Not All Are Convinced to Peel Back Beta-Blockers
“We’re looking to get beta-blockers off but I don’t know that this particular study has 100% convinced me we should do it in normal ejection fraction right now,” Roxana Mehran, MD, professor of medicine, Icahn School of Medicine, Mount Sinai, New York, NY, said in an interview.
She questioned whether REDUCE-AMI enrolled a select population with only 22% women, 35% with ST-elevation MI, and most with 1- to 2-vessel disease. Additionally, the trial was powered to detect a whopping 25% reduction in the primary endpoint and assumed a 6% annual event rate but got a 3% event rate over the years.

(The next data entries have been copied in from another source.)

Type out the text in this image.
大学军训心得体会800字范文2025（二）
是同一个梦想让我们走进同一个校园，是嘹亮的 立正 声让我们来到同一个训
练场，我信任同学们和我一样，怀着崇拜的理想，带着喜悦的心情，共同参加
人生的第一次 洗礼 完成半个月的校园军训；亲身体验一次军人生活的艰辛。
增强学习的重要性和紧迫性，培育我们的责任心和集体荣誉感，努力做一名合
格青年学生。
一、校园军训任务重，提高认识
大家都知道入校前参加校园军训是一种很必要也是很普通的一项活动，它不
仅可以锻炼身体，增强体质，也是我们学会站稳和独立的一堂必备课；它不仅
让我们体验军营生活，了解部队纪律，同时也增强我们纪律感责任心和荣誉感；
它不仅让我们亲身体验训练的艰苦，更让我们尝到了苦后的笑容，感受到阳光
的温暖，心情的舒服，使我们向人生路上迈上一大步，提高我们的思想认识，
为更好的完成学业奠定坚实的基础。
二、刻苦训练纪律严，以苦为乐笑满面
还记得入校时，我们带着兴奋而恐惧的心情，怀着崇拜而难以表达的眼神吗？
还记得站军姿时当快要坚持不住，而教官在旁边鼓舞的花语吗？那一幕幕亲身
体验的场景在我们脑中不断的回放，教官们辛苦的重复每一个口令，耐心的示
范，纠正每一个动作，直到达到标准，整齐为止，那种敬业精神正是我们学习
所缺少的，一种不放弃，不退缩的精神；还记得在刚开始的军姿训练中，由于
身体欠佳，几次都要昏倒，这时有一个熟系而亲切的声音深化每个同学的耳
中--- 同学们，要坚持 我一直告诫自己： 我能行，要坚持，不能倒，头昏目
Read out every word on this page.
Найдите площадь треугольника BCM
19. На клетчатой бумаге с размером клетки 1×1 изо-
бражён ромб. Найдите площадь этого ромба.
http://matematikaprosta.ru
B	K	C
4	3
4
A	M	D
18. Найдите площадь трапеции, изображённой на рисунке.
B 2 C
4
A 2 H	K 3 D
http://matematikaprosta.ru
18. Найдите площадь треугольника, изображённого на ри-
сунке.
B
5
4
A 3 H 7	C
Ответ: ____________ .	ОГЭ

“What you see if you look at the confidence interval (for the primary outcome) is that the hazard ratio is 0.96 but the lower limit is 0.79 and the upper limit is 1.16, which means that beta-blockers could be, at one end of the spectrum, 21% effective or 16% worse,” said Dr. Mehran, who served as one of the formal discussants for the trial.
“Overall, it looks like there was no difference in this patient population. That’s why I was saying we need to wait for more data before we change our guidelines,” she said. “And remember, that even if this is true, it would be in a very select patient population.”
New Data on the Horizon
The good news is that there are a handful of trials coming out questioning the role of beta-blockers post-MI, Dr. Mehran pointed out. The trials are detailed in an accompanying editorial and include: DANBLOCK, BETAMI, REBOOT, SMART DECISION, ABYSS, and ABBREVIATE.
“Given the difficulty of unambiguously showing an absence of benefit with beta-blocker therapy and the limitations of a single, somewhat underpowered, open-label trial, it may be too early to cut beta-blockers from the ‘secondary prevention team’ definitively,” wrote editorialist Philippe Gabriel Steg, MD, Universite Paris-Cite, France.
Disclosures: The study was funded by the Swedish Research Council, Swedish Heart Lung Foundation, and Stockholm County Council. Dr. Yndigegn reported having no disclosures. Dr. Batchelor reported consulting fees/honoraria from Abbott Laboratories, Boston Scientific, V-Wave Medical, Idorsia, Edwards, NovoNordisk and Medtronic Dr. Mehran reported relationships with multiple entities. Dr. Steg reported relationships with multiple entities.